Their song Divorce begins abruptly, like a sinkhole leading to hell, taking the viewpoint of a child expressing rage at the parent’s split. The song’s structure, though, is the perfect example of Atena’s skill. Dramatically-tuned guitars (the kind that musicians reading will know take more than a few patches) propel you forward, and then, just thirty-two seconds in, they guide you down another time signature, followed by a blast beat, only to lead us to a melancholy voice without brutality before pounding it back down again. You’re in for a ride. With similarities to the aggression of Emmure, and the progressive precision of Architects, Atena sets themselves apart through their ambition to create something we haven’t quite heard out of the field of metalcore.
On 2020’s Drowning Regret & Lungs Filled with Water (another top album title pick) the band ascended. The track +47 3029 isn’t a song at all. It’s two minutes and forty-seven seconds of a young girl calling her mother, who won’t or can’t answer the phone, and leaving her messages about how much she misses her over a bed of Spielberg movie-worthy strings. If you don’t remove this from your playlist I’m guaranteeing a crying session. The arc of the album details the hopelessness of being a single mother in an abusive relationship.

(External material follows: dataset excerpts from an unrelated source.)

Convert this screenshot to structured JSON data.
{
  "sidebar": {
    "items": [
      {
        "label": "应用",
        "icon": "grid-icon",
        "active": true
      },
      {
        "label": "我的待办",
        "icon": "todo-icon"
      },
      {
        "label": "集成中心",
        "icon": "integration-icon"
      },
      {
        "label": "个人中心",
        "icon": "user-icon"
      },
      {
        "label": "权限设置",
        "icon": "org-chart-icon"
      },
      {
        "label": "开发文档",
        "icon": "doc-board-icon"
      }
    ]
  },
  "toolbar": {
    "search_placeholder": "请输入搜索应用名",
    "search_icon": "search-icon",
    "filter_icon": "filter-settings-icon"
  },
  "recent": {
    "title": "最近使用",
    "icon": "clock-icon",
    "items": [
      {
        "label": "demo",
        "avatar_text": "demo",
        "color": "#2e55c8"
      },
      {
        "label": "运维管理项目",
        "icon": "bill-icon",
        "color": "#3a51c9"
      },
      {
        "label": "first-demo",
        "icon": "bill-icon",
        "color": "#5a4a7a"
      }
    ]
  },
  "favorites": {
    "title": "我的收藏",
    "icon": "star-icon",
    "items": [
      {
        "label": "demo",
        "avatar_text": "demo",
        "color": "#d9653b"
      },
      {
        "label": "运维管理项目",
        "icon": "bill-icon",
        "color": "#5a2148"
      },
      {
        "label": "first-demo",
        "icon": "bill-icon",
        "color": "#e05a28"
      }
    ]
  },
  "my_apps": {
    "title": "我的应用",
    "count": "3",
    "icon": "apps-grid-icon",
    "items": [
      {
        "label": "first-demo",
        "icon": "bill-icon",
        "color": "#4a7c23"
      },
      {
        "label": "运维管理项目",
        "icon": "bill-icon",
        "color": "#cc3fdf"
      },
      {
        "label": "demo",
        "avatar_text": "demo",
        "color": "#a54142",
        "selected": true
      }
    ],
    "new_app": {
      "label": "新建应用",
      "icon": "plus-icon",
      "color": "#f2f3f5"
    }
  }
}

Jacob is accompanied by fellow storytellers Vebjørn Iversen on guitar, Ulrik Linstad on bass, and Fredrik Kåsin playing drums. It can be easy to miss the poetry of their lyrics behind such pummeling music, as in Done with the Darkness off of 2017’s Possessed: “I found the real lies, laying the basis for real lives/ Deceitful identities built on the fake, disrupting your mind in the world of the snakes.”
Their newest single, Flash!-THUNDER marks a new direction for the band, now finished with their trilogy, and finally catching some of the overdue praise by reaching over a million streams for their cult hit “Death is All I Think About.” This is the sound of metalcore’s future. Immerse yourself; pick any album from any point. And then spread the word.